Корнев сосредоточенно слушал и, по обыкновению, обгрызал свои и без того обглоданные ногти.
– Я прочитал твою статью, – говорил студент. – Видишь ли… Да брось, – нетерпеливо ударил он по руке Корнева. – Скверная привычка какая… главное, хочешь быть медиком: трупное заражение готово.
– Скверная привычка, – ответил вскользь Корнев и принялся опять за ногти.
– Да… так вот я говорю… – поймал свою мысль студент, всматриваясь большими близорукими глазами в проходившего господина. – Если смотреть на жизнь как на удовольствие, тогда, конечно, отчего и не прикрасить ее для большего еще, что ли, удовольствия… Но если жизнь…
Студент поискал глазами, оглянулся для чего-то назад и, точно поймав нужное слово, продолжал:
– …но если жизнь – серьезный труд, решение весьма важной задачи, на которую полагается весьма ограниченное время, именно наша жизнь – время, из которого мы не имеем права терять ни одной секунды.
Студент на мгновение нервно открыл глаза, еще раз оглянулся.
– Тогда все то, что понимается под словом «художественно»…

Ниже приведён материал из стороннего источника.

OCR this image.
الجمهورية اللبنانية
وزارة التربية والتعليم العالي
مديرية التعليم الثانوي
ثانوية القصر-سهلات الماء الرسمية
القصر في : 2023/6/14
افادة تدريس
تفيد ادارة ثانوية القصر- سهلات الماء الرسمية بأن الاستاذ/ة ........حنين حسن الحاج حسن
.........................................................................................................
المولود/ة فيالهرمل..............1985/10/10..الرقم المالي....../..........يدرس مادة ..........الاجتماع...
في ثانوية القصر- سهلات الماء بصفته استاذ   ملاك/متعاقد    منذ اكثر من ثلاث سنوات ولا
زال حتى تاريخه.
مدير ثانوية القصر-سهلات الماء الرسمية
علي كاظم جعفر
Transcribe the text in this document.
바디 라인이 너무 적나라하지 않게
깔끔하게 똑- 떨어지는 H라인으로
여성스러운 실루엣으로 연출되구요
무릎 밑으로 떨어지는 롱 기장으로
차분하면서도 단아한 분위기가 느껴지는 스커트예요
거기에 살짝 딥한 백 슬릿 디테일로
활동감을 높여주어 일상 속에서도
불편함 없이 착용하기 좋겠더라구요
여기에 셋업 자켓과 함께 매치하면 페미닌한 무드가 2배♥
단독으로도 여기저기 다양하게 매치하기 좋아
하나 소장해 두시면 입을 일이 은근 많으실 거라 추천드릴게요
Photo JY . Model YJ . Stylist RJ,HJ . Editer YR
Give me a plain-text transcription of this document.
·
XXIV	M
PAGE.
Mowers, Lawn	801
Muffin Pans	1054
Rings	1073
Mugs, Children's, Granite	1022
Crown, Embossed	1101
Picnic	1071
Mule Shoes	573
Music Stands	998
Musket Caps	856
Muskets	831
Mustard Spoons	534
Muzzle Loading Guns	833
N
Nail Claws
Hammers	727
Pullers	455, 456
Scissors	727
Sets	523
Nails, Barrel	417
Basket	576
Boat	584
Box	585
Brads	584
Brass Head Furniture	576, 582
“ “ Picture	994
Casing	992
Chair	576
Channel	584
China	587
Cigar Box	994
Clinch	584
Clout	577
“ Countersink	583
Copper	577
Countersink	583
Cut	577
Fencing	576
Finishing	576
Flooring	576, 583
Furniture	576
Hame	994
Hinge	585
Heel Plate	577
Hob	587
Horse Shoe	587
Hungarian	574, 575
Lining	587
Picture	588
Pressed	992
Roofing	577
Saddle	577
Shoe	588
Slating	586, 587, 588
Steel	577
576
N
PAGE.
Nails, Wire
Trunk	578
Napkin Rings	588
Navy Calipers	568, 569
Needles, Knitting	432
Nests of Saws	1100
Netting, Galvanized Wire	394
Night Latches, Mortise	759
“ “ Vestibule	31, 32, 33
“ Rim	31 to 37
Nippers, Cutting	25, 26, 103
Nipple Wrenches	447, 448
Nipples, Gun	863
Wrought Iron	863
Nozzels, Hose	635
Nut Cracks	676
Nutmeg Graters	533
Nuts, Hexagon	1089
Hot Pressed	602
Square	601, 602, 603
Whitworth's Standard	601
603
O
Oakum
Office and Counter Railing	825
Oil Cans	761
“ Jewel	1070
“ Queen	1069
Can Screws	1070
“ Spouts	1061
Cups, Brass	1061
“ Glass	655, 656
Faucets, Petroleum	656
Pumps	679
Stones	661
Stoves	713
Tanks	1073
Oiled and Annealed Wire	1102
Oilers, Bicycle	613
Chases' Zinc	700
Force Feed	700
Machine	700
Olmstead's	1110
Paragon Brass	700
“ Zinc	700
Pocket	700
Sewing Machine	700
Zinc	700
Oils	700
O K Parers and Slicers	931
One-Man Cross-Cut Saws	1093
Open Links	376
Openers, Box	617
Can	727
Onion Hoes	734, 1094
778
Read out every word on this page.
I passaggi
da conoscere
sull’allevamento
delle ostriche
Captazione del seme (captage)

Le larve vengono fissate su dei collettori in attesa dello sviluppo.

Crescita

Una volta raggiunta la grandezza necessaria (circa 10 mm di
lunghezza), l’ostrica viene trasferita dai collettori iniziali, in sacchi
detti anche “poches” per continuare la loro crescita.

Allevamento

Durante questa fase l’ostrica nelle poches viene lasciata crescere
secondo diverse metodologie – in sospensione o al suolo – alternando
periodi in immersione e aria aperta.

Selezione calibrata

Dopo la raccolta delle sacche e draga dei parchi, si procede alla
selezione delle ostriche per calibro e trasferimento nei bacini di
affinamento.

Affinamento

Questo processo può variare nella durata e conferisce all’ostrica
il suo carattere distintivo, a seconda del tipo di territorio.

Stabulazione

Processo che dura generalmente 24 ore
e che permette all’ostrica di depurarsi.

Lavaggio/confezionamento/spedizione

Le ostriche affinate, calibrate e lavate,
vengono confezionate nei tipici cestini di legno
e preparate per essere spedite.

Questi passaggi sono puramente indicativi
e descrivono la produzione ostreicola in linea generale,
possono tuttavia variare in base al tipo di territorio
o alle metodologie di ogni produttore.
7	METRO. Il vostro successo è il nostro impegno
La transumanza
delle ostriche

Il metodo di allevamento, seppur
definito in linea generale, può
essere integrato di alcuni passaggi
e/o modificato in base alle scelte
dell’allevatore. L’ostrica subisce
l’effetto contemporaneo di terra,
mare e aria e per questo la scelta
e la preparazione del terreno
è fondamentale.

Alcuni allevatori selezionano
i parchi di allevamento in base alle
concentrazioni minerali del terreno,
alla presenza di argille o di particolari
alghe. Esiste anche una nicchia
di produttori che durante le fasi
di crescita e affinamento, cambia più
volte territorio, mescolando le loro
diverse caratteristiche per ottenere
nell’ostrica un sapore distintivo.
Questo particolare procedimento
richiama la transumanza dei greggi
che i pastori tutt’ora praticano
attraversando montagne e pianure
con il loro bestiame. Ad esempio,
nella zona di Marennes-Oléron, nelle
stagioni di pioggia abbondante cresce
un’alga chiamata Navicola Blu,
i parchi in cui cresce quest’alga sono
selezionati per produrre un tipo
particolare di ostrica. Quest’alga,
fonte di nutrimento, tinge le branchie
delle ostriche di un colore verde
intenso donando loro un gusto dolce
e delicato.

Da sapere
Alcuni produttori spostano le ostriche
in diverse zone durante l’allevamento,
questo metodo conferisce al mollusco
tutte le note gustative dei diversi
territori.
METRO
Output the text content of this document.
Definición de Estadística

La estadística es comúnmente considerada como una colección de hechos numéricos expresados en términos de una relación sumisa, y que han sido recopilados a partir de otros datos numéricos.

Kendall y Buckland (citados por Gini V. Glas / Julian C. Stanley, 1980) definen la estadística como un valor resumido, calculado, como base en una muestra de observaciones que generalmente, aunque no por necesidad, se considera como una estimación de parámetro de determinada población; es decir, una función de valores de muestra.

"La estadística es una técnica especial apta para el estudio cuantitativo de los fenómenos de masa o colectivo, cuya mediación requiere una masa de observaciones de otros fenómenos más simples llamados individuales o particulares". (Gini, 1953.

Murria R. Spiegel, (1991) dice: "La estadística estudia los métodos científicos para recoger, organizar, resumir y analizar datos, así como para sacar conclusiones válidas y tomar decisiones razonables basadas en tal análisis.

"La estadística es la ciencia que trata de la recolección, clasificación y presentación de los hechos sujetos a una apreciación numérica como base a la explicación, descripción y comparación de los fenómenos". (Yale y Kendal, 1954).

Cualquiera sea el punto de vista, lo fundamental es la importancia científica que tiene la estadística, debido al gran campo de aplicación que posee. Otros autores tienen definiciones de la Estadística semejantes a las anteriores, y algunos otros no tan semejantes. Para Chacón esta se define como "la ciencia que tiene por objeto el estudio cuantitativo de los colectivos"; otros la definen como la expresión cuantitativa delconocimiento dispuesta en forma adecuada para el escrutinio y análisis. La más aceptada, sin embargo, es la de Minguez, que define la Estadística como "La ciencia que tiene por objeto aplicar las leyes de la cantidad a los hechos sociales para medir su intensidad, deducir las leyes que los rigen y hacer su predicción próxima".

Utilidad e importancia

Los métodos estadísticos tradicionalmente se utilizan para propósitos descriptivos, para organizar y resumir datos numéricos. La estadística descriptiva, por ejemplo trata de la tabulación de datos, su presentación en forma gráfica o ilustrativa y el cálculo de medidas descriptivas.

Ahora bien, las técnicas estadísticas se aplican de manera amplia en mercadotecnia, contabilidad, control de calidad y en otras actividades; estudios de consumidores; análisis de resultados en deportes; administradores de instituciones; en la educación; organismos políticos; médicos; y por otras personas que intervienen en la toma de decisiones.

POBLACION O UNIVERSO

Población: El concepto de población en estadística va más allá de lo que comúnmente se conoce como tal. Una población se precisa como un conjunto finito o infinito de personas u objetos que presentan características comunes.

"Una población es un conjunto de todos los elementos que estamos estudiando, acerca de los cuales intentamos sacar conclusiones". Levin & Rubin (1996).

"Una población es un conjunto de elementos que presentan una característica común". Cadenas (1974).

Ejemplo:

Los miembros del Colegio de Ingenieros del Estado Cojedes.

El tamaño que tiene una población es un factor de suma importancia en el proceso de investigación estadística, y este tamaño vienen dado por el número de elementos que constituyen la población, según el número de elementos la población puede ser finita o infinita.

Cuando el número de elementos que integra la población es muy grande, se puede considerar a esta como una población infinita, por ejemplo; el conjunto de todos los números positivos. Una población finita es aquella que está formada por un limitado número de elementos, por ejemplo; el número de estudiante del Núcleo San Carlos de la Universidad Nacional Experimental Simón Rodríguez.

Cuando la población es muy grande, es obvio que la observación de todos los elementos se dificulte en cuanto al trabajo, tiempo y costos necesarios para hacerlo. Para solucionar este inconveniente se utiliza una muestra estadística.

– Понятно, – озабоченно произнес Корнев, прибавляя шагу.
Они почти бежали по улице. Опередив немного Корнева, ухватив его за пуговицу парусинового пиджака, студент продолжал:
– Не только потеря времени, но и вред!
Последнее слово крикнул он на всю улицу.
– И вот почему! Человек с самой серьезной физиономией говорит:
Пока не требует поэтаК священной жертве Аполлон,В заботах суетного светаОн малодушно погружен [5].
Мне представляется такая картина: сидит чучело с длинными волосами, сидит и ждет, пока его потребуют и поволочат в широкошумные дубравы. А так как сидеть скучно, то он и погружается малодушно и делается между сынами земли самым ничтожным… Вот к чему это приводит: патент на бездельничанье. Напрягся и потек, потек и изнемог. Та же мысль, только красивее передана. А в погоне за этой красотой гибнет знание. Человек, вместо того чтобы учиться и с этим знанием, как анатом со скальпелем, идти в жизнь, развертывать ее не в фотографическом изображении, в каком мы ее и без того все видим, но осмыслить не можем, а в систематичном изложении постоянно накопляющегося, неотразимого вывода, – человек сидит болваном и ждет, пока его идиот Аполлон потащит в широкошумные дубравы… пакость! Уж если этакому болвану охота время свое тратить, так и пусть его, ну, а читать его ерунду прямо уж преступление… В этом и зло этого принципа искусства для искусства.